Fat chance, since they had duplicate DNA, and at one time they’d been so in sync that they could not only finish each other’s sentences, they’d had whole conversations and realized a lot later that neither of them had spoken a single word out loud.

“Thanks,” Conner said, without conviction, when the silence became protracted and he knew Brody was going to wait him out, try to bluff his way through as he’d do with a bad poker hand, “but it’s nothing I can’t handle on my own.” Like I’ve been doing all these years, while you were off playing the outlaw.

Of course, Conner had had plenty of help from Davis along the way, but that wasn’t the point. The ranch was their birthright—his and Brody’s—and Brody had taken off, leaving him holding the proverbial bag, making the major decisions, doing the work. And that, Conner figured, was a big part of the reason why he didn’t have what he wanted most.

Brody sighed heavily, tilted his head to one side, as though trying to work a kink out of his neck, and looked at Conner with a mix of anger, amusement and pity in his eyes. Then he rubbed his stubbly chin with one hand. “This place,” he said again, and with feigned reluctance, “is half mine. So are the cattle and the horses. While I’m here, I mean to make myself useful, little brother, whether you like it or not.”

Conner unclamped his back molars. “Oh, I remember that the ranch is as much yours as it is mine,” he responded grimly, forcing the words past tightened lips. “Trust me. I’m reminded of that every time I send you a fat check for doing nothing but staying out of my way. That last part, I did truly appreciate.”

Brody chuckled at that, but his eyes weren’t laughing. “God damn, but you can hold a grudge like nobody else I ever knew,” he observed, folding his arms. “And considering my history with women, that’s saying something.” He paused, taking verbal aim. “You want Joleen back? Go for it. I’m not standing in your way.”

Conner spat, though his mouth was cotton-dry. “Hell,” he snapped. “I wouldn’t touch Joleen with your pecker.”
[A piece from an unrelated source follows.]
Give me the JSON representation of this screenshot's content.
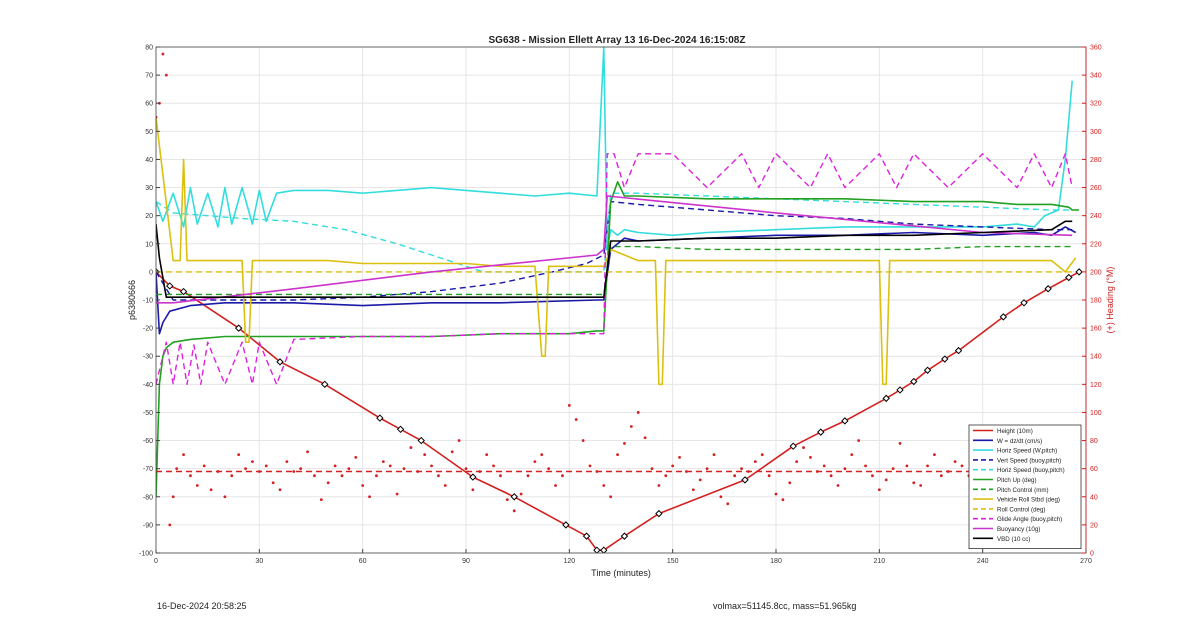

Brody lifted both eyebrows, looking skeptical. “You know what’s really the matter with you, little brother? You’re jealous. And it’s got nothing to do with Joleen or any other female on the face of this earth. It’s because I went out there and lived, did everything you wanted to do, while you stayed right here, like that guy in the Bible, proving you were the Good Son.”

Conner’s temper flared—Brody’s words struck so close to the bone that they nicked his marrow—but he wasn’t going to give his brother the satisfaction of losing it. Not this time. “You’re full of shit,” he said, turning away from Brody again and proceeding into the barn, where he chose a horse and led it out of its stall and into the wide breezeway. Brody followed, selected a cayuse of his own, and the two of them saddled up in prickly silence that made the horses nervous.

As usual, it was Brody who broke the impasse. He swung up into the saddle, pulled down his hat yet another time, which meant he was either rattled or annoyed or both, and ducked to ride through the doorway into the bright October sunshine.

“What would you say if I told you I’d been thinking about retiring from the rodeo and settling down for good?” he asked, when they were both outside.

“I guess it would depend on where you planned on settling down,” Conner said.

“Where else but right here?” Brody asked, with a gesture that took in the thousands of acres surrounding them. The Creed land stretched all the way to the side of the river directly opposite Tricia McCall’s campground. “I respect Steven’s decision to buy a place with no history to it, make his own mark in the world instead of sharing this spread with us, but I’m nowhere near as noble as our cousin from Boston, as you already know.”